La Municipalidad de Córdoba dispuso una fuerte actualización en las tarifas de la Inspección Técnica Vehicular que restringe la libre circulación de los conductores bajo un esquema de control centralizado. La medida entró en vigencia este 1 de julio tras la aprobación oficial de la resolución 185B.
El ajuste interanual del servicio trepó al 42,6%, superando por casi 10 puntos porcentuales a la inflación acumulada del 33,1% registrada en el mismo período. Con este nuevo esquema, los propietarios de automóviles particulares deberán abonar $56.084, mientras que el control para camionetas se elevó a $80.711 y para camiones a $112.085.
"La adecuación tarifaria busca garantizar la continuidad y sostenibilidad de la prestación", informaron de manera oficial las autoridades locales.
Córdoba aumentó un 28,42% la ITV y ya acumula un 42,6% interanual en incrementos, casi 10 puntos por encima de la inflación en el mismo periodo.
Monopolio regulado frente a la desregulación nacional
La decisión local contrasta con las recientes medidas del gobierno nacional que avanzan hacia la desregulación de los controles automotores obligatorios. La órbita federal habilitó que los talleres privados y concesionarias compitan libremente para emitir certificaciones sin la obligatoriedad de tributar a un esquema estatal rígido.
Mientras el mercado libre tiende a abaratar costos mediante la competencia de los prestadores, la administración municipal prefiere mantener un esquema de caja cerrada.
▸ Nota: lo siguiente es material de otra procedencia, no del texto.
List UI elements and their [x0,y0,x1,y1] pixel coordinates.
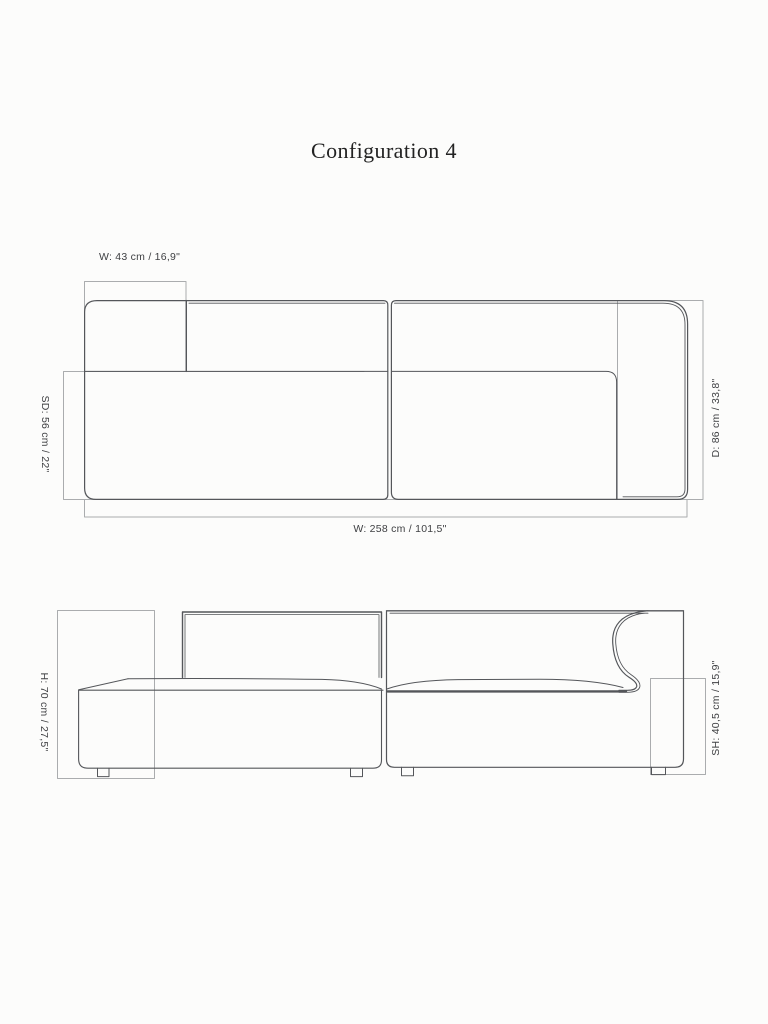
dim-box-height [58,611,155,779]
spec-sheet-page: Configuration 4 [0,0,768,1024]
plan-view-drawing [64,282,704,518]
front-armrest-curve-inner [390,613,648,692]
front-backrest [183,612,382,678]
dim-label-depth: D: 86 cm / 33,8" [710,379,722,458]
dim-label-total-width: W: 258 cm / 101,5" [353,523,446,535]
front-view-drawing [58,611,706,779]
dim-label-seat-depth: SD: 56 cm / 22" [39,396,51,473]
dim-box-seat-depth [64,372,365,500]
dim-label-height: H: 70 cm / 27,5" [38,673,50,752]
front-seat-side-edge [79,679,128,690]
front-seat-back-edge-right [387,679,623,689]
front-leg [98,768,110,776]
technical-drawing [0,0,768,1024]
front-seat-back-edge-left [128,679,382,689]
front-left-module [79,612,383,777]
plan-dimension-lines [64,282,704,518]
front-armrest-curve-outer [613,611,648,691]
front-leg [351,768,363,776]
dim-box-total-width [85,500,688,518]
dim-label-seat-height: SH: 40,5 cm / 15,9" [710,660,722,755]
plan-right-module [391,301,687,500]
front-leg [652,767,666,774]
plan-corner-seat-line [391,371,616,499]
plan-back-seam-right [395,303,686,497]
front-leg [402,767,414,776]
dim-box-module-width [85,282,187,372]
dim-label-module-width: W: 43 cm / 16,9" [99,251,180,263]
plan-left-module [85,301,388,500]
dim-box-seat-height [651,679,706,775]
dim-box-depth [618,301,704,500]
front-plinth-left [79,690,382,768]
front-body-right [387,612,684,768]
front-right-module [387,611,684,776]
front-backrest-seam [185,615,379,678]
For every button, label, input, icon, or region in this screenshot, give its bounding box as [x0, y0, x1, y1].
La falta de opciones de elección para los usuarios consolida un monopolio concesionado que encarece la logística y el transporte de manera artificial.
El incremento del transporte escolar a $95.682 y de los ómnibus a $102.381 afecta la competitividad de las cadenas de distribución y servicios locales. Los transportistas y comerciantes de la provincia absorben costos fijos regulados que restan dinamismo al desarrollo de la actividad económica regional.
Córdoba aumentó un 28,42% la ITV
El impacto en el bolsillo del contribuyente
La política cordobesa, habituada a estar desconectada de la ciudadanía, debe revisar la necesidad de sostener tasas obligatorias gravosas cuando existen alternativas privadas más eficientes. El sostenimiento de estructuras de recaudación forzosa contradice la urgencia de aliviar la carga financiera sobre los ciudadanos que producen riqueza.
Hacia el futuro, los inversores y contribuyentes locales enfrentarán una presión sostenida si la administración no adhiere a los procesos de desregulación vigentes en el país. El costo de mantenimiento de las flotas comerciales continuará reduciendo los márgenes de ganancia del sector privado cordobés.
El verdadero progreso económico requiere de un mercado transparente donde la seguridad vial no dependa de la exclusividad fiscal de un municipio.
La decisión de Passerini contrasta con la reciente desregulación del gobierno nacional respecto a los controles automotores obligatorios.